Exit code 0 = all verified. Exit code 1 = one or more mismatches.

pixe resume

Resume an interrupted sort operation:

pixe resume --dir /path/to/archive
Flag Default Description
--config config file (default: $HOME/.pixe.yaml or ./.pixe.yaml)
-w, --workers 0 number of concurrent workers (0 = auto: runtime.NumCPU())
-a, --algorithm sha1 hash algorithm: md5, sha1 (default), sha256, blake3, xxhash
-q, --quiet false suppress per-file output; show only the final summary
-v, --verbose false show per-stage timing and debug information
--profile load a named config profile from ~/.pixe/profiles/.yaml
-d, --dir destination directory containing the archive database (required)
--db-path explicit path to the SQLite archive database (overrides auto-resolution)

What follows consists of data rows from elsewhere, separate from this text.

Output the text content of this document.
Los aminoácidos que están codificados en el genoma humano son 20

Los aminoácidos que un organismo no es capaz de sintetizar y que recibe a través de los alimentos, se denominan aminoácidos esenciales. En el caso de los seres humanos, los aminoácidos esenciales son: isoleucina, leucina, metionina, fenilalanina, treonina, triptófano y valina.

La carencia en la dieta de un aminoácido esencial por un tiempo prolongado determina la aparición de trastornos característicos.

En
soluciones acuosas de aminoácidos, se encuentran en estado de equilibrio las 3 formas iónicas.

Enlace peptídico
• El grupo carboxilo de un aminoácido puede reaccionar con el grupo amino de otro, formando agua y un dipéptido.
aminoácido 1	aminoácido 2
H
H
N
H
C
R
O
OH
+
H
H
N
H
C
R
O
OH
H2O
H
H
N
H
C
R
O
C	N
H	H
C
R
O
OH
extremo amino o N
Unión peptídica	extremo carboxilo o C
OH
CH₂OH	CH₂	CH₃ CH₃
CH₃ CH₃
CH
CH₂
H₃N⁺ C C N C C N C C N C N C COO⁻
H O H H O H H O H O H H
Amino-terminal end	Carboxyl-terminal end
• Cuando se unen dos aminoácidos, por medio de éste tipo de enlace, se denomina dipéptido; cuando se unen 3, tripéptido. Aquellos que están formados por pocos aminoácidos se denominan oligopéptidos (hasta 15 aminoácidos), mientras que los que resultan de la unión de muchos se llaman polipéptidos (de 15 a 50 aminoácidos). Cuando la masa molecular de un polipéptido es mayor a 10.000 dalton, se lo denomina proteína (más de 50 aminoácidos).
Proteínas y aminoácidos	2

Finds the most recent interrupted run in the archive database and re-sorts from the source directory. Files already marked complete are skipped automatically.

pixe query

Query the archive database without modifying any files:

pixe query <subcommand> --dir /path/to/archive [--json]
Subcommand Description
runs List all sort runs recorded in the archive database
run Show details for a specific sort run
duplicates List all duplicate files in the archive
errors List all files that encountered errors during sorting
skipped List all files that were skipped during sorting
files Search for files in the archive by date or source
inventory List all canonical files in the archive

All subcommands accept --json for machine-readable output.

Persistent flags (inherited by all subcommands):

Flag Default Description
-d, --dir archive directory containing the database (required)
--db-path explicit path to the SQLite archive database (overrides auto-resolution)
--json false emit JSON output instead of a table

pixe status

Report the sorting status of a source directory by comparing files on disk against the .pixe_ledger.json left by prior pixe sort runs. No archive database or destination directory is required — it works entirely from the source directory.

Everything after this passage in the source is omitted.